Shiva: The accidents in the Fukushima nuclear reactors in 2011 also showed our people the risks associated with nuclear power. We see demonstrations in India again and again when a new nuclear power plant is to be planned or built. There is no democratic consensus for this.

WORLD: In your opinion, what progress has India made in developing its agriculture over the past 20 years?

Shiva: India is still an agricultural economy. 60 percent of the people live and work in rural areas. People in most countries see the benefits of biodiverse, organic farming, and India certainly does too. In our country alone there are 200,000 different, regionally adapted varieties of rice.
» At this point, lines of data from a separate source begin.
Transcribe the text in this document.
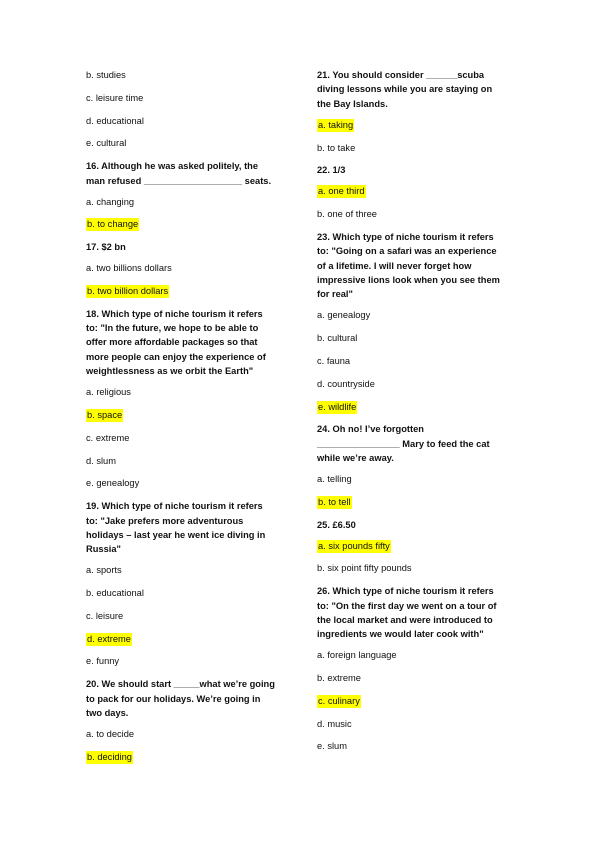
b. studies

c. leisure time

d. educational

e. cultural

16. Although he was asked politely, the

man refused ___________________ seats.

a. changing

b. to change

17. $2 bn

a. two billions dollars

b. two billion dollars

18. Which type of niche tourism it refers

to: "In the future, we hope to be able to

offer more affordable packages so that

more people can enjoy the experience of

weightlessness as we orbit the Earth"

a. religious

b. space

c. extreme

d. slum

e. genealogy

19. Which type of niche tourism it refers

to: "Jake prefers more adventurous

holidays – last year he went ice diving in

Russia"

a. sports

b. educational

c. leisure

d. extreme

e. funny

20. We should start _____what we’re going

to pack for our holidays. We’re going in

two days.

a. to decide

b. deciding

21. You should consider ______scuba

diving lessons while you are staying on

the Bay Islands.

a. taking

b. to take

22. 1/3

a. one third

b. one of three

23. Which type of niche tourism it refers

to: "Going on a safari was an experience

of a lifetime. I will never forget how

impressive lions look when you see them

for real"

a. genealogy

b. cultural

c. fauna

d. countryside

e. wildlife

24. Oh no! I’ve forgotten

________________ Mary to feed the cat

while we’re away.

a. telling

b. to tell

25. £6.50

a. six pounds fifty

b. six point fifty pounds

26. Which type of niche tourism it refers

to: "On the first day we went on a tour of

the local market and were introduced to

ingredients we would later cook with"

a. foreign language

b. extreme

c. culinary

d. music

e. slum
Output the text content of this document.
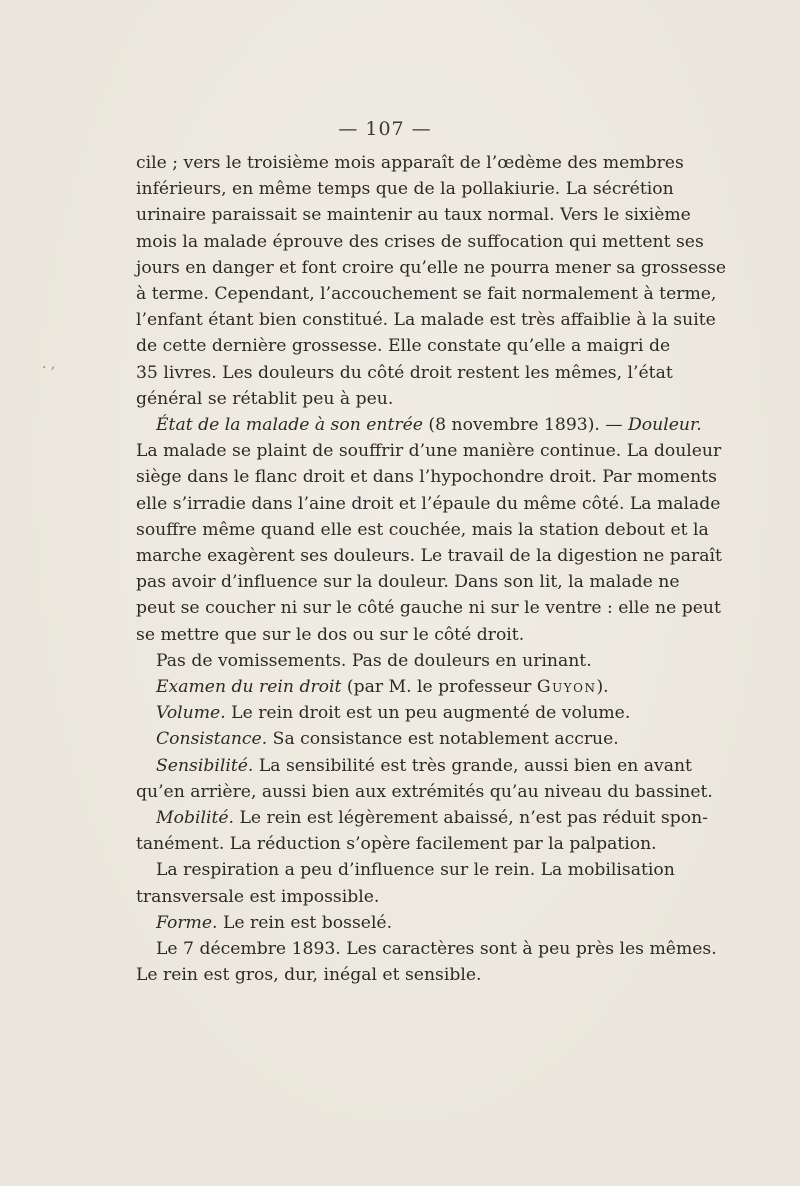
— 107 —
. ,
cile ; vers le troisième mois apparaît de l’œdème des membres
inférieurs, en même temps que de la pollakiurie. La sécrétion
urinaire paraissait se maintenir au taux normal. Vers le sixième
mois la malade éprouve des crises de suffocation qui mettent ses
jours en danger et font croire qu’elle ne pourra mener sa grossesse
à terme. Cependant, l’accouchement se fait normalement à terme,
l’enfant étant bien constitué. La malade est très affaiblie à la suite
de cette dernière grossesse. Elle constate qu’elle a maigri de
35 livres. Les douleurs du côté droit restent les mêmes, l’état
général se rétablit peu à peu.
État de la malade à son entrée (8 novembre 1893). — Douleur.
La malade se plaint de souffrir d’une manière continue. La douleur
siège dans le flanc droit et dans l’hypochondre droit. Par moments
elle s’irradie dans l’aine droit et l’épaule du même côté. La malade
souffre même quand elle est couchée, mais la station debout et la
marche exagèrent ses douleurs. Le travail de la digestion ne paraît
pas avoir d’influence sur la douleur. Dans son lit, la malade ne
peut se coucher ni sur le côté gauche ni sur le ventre : elle ne peut
se mettre que sur le dos ou sur le côté droit.
Pas de vomissements. Pas de douleurs en urinant.
Examen du rein droit (par M. le professeur Guyon).
Volume. Le rein droit est un peu augmenté de volume.
Consistance. Sa consistance est notablement accrue.
Sensibilité. La sensibilité est très grande, aussi bien en avant
qu’en arrière, aussi bien aux extrémités qu’au niveau du bassinet.
Mobilité. Le rein est légèrement abaissé, n’est pas réduit spon-
tanément. La réduction s’opère facilement par la palpation.
La respiration a peu d’influence sur le rein. La mobilisation
transversale est impossible.
Forme. Le rein est bosselé.
Le 7 décembre 1893. Les caractères sont à peu près les mêmes.
Le rein est gros, dur, inégal et sensible.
What we need in India and also worldwide is a kind of “food democracy”, beyond fossil-based industrial agriculture.

WORLD: What could Germany, what should the European Union do to improve climate protection?

Shiva: If we follow the logic that 50 percent of global emissions of greenhouse gases come from agriculture, then Germany has an enormous responsibility from this point of view alone: ​​the Bayer group, for example, bought the US agricultural chemicals group Monsanto a few years ago which stands for industrial agriculture like no other company in the world, with an enormous use of artificial fertilizers and pesticides based on fossil energies. With Monsanto, however, Bayer also controls a significant part of the global seed market – seeds and the associated chemical-toxic crop protection products, which continue to increase the dependency of farmers. A high proportion of taxes in many countries nowadays subsidize ecologically unsustainable agriculture, and that cannot be our goal. In this respect too – moving away from industrial chemical agriculture – Germany and the European Union could play a stronger pioneering role.

WORLD: On which issues could Germany and the EU cooperate more closely with India?

Shiva: When it comes to preserving and strengthening global biological diversity, Germany could once again bring significantly more political weight. Germany used to be more active in this regard than it is today. We need a lot more support from countries like Germany, for example when it comes to protecting the Amazon rainforest and its huge biodiversity. Ultimately, a commitment to conserving biodiversity is also closely related to the reduction of fossil fuels. At the next G-20 summit, Germany can also support the concept of an “Earth Democracy” and an “Earth Family” together with India.